Long queues outside top government hospitals are testimony to India’s fledgling public health system. Services as basic as dialysis centres are largely restricted to Tier-I cities and these would structurally be one big centre located typically within government hospitals. This leaves no alternative for the patients living in the suburbs and outskirts, but to travel long distances every two-three days to get their routine therapies. In some cases, patients are covering nearly 100-150 kilometres to reach their nearest centres, leading to a risk of infection or worse, people increasingly dropping out of the treatment.
“In India, only 30% of kidney ailment patients actually manage to get their dialysis therapies”, states Shashank Moddhia, founder, The Renal Project. The biomedical engineering graduate from the University of Texas stumbled upon interesting titbits about the field of kidney care in the Asia-Pacific region, during his last job as a quality manager at Baxter International. “The company makes kidney care products. While we were thinking of building innovative and futuristic products in the company, I decided to check how many dialysis machines we had sold in various countries. I was intrigued to know that we had sold only 600 in India against 2,200 in Hong Kong. I started digging deeper,” he says.

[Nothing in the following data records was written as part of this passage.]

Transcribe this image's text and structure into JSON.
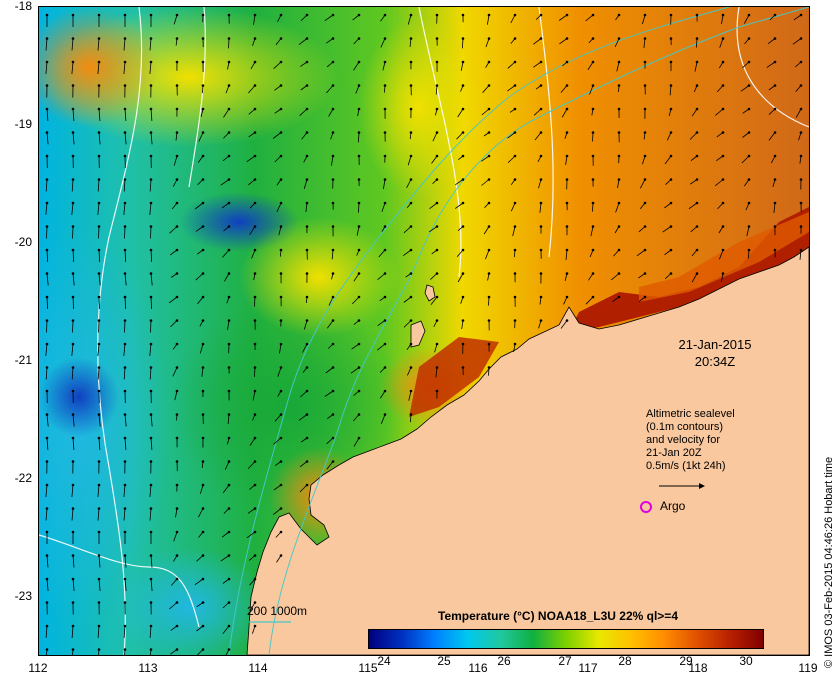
{
  "map": {
    "lon_range": [
      112,
      119
    ],
    "lat_range": [
      -23.5,
      -18
    ],
    "colors": {
      "land": "#f9c89e",
      "contour": "#ffffff",
      "isobath": "#46c8c8",
      "arrow": "#000000",
      "argo": "#e000e0"
    }
  },
  "axes": {
    "x_ticks": [
      "112",
      "113",
      "114",
      "115",
      "116",
      "117",
      "118",
      "119"
    ],
    "y_ticks": [
      "-18",
      "-19",
      "-20",
      "-21",
      "-22",
      "-23"
    ]
  },
  "timestamp": {
    "date": "21-Jan-2015",
    "time": "20:34Z"
  },
  "legend": {
    "lines": [
      "Altimetric sealevel",
      "(0.1m contours)",
      "and velocity for",
      "21-Jan 20Z",
      "0.5m/s (1kt 24h)"
    ],
    "argo_label": "Argo",
    "isobath_label": "200  1000m"
  },
  "colorbar": {
    "title": "Temperature (°C) NOAA18_L3U 22% ql>=4",
    "ticks": [
      "24",
      "25",
      "26",
      "27",
      "28",
      "29",
      "30"
    ],
    "colors": [
      "#00007f",
      "#0030c0",
      "#0080ff",
      "#00c8f0",
      "#20c8a0",
      "#10b040",
      "#7cd000",
      "#e8e800",
      "#ffc000",
      "#ff8c00",
      "#e05000",
      "#b82000",
      "#7f0000"
    ]
  },
  "credit": "© IMOS 03-Feb-2015 04:46:26 Hobart time"
}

Owing to these startling discoveries, he decided to set up micro-dialysis centres at various neighbourhoods, focusing on the outskirts, suburbs and the neighbouring towns and villages by tying up with local hospitals. These centres are mostly 200 sq. ft rent-free spaces with two-three beds, at partnering hospitals. The start-up doesn’t have to pay for water, electricity and emergency ICU facilities either. In return, it shares 150 per dialysis session per patient. The start-up charges around 1,200-1,300 per dialysis session, which can go up to 4,000 for an emergency-basis dialysis at night. “The 4,000 we charge are the professional's costs. It can go as high as 10,000 at regular hospitals,” says Moddhia. The first centre was inaugurated in the northern suburb of Borivali in Mumbai, followed by one at Mira Road. Next in line are four more across Mumbai and Pune in the coming months. The centres have seen warm business, with Borivali and Mira Road clocking in 125 and 180 sessions, respectively so far. Of the total, only three were emergency sessions.

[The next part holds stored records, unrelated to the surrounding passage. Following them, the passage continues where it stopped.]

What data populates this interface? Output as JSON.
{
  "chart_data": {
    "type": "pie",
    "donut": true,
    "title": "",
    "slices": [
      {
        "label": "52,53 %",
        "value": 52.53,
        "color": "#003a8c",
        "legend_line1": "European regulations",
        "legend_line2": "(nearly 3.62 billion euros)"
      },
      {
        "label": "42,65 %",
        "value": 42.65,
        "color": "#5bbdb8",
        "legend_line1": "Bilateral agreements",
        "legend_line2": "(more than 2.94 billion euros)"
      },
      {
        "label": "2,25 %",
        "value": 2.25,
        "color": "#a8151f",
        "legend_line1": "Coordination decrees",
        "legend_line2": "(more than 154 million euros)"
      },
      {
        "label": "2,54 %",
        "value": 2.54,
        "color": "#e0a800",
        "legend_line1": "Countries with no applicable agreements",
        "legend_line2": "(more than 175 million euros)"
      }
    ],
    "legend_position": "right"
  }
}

Trusting the business model, Moddhia is sure that the venture will sustain itself post the first round of funding of 2.5 million from 100X.VC they received in November 2019. He invests about 400,000-500,000 to open a new centre, besides arranging the dialysis machines on a rental basis. “Just from the revenue of the first centre, we had sufficient capital to open a second one in three to four months. There are mohalla clinics at some places that would charge 250-300 per dialysis, but they are usually able to do this due to the funding they would get from local politicians. In such centres, there will always be issues with getting aptly trained technicians and right quality instruments and solutions,” says Moddhia, who claims they only keep instruments of the highest quality, comparable with the top hospitals. Apart from the local clinics, the only one indirectly competing with them is 10-year-old Nephroplus, but they operate in central parts of cities and offer comparatively larger centres with 10-15 beds, unlike The Renal Project.
In an effort to promote goodwill and shedding unnecessary expenditure for grand celebrations, Moddhia says they will offer free blood tests at centre inaugurations, starting with the Dombivli centre, which is slated to open on March 12.